In 2021, China is implementing China NS VI HDD, a national policy for emission standards. This new policy will result in a quantum increase in platinum demand. Aside from China, global automotive demand is continuing to grow; the total number of cars sold worldwide has grown at an average annual rate of 3.9% over the last three years. As developing countries impose tighter emission controls, the demand for platinum group metals (“PGM”) will continue to increase.
Aside from a brief dip of the platinum/gold ratio below 1 in 2011-2012, platinum was always more valuable per ounce than gold over the last several decades. The peak in the platinum/gold ratio was 2.27. The platinum/gold ratio has collapsed to a multi-decade low of 0.69. Assuming some continued correlation between platinum and gold, platinum may be viewed as high-beta bet on the gold price. Platinum Rolex watches are still more expensive than platinum gold watches!
I believe that platinum will outperform palladium and gold in 2019 as shorts cover and the stronger-than-anticipated fundamentals of the platinum market become apparent. If my “secret palladium – platinum rotation” hypothesis plays out, then the platinum/palladium ratio may return to its historic peak. Over the long-term, platinum may turn into an “energy metal”/technology play if hydrogen fuel cells become a mainstream story.
I continue to advocate that rare coin collectors and hard money investors should consider at least some tiny exposure to cryptocurrency in a hard asset portfolio. I have discussed cryptocurrency in previous COINage articles, and I do not want to reiterate the contents of previous “crypto vs. gold” arguments in this column.
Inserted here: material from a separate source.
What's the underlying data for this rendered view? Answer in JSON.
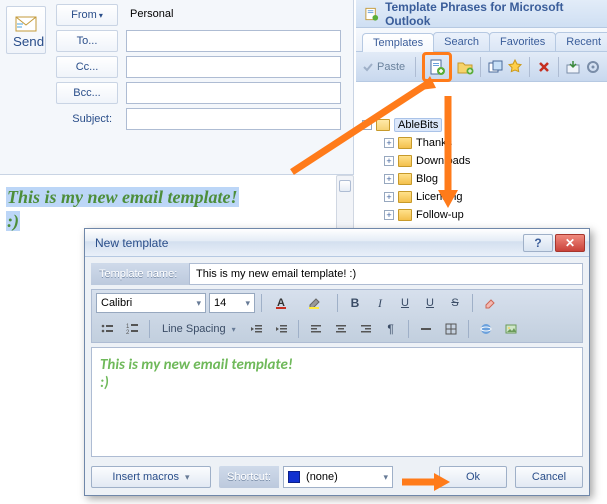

However, it would be a mistake for any rational hard money investor to ignore the energy and vast resources that is pouring into the “crypto” ecosystem.
2019 will be the Year of the Security Token. Regulated security tokens, registered with relevant regulators, will soon emerge as a major low-cost source of capital for business and businesses around the world. Stakeholders in financial waterfalls will suddenly find that Security Token Offerings (“STO”) provide a quick path to liquidity, while investors will find that security tokens offer regulated financial exposure to previously inaccessible cash-flow streams. The rise of the security token “bubble” will necessarily create exponential increase in underlying demand for major cryptocurrencies.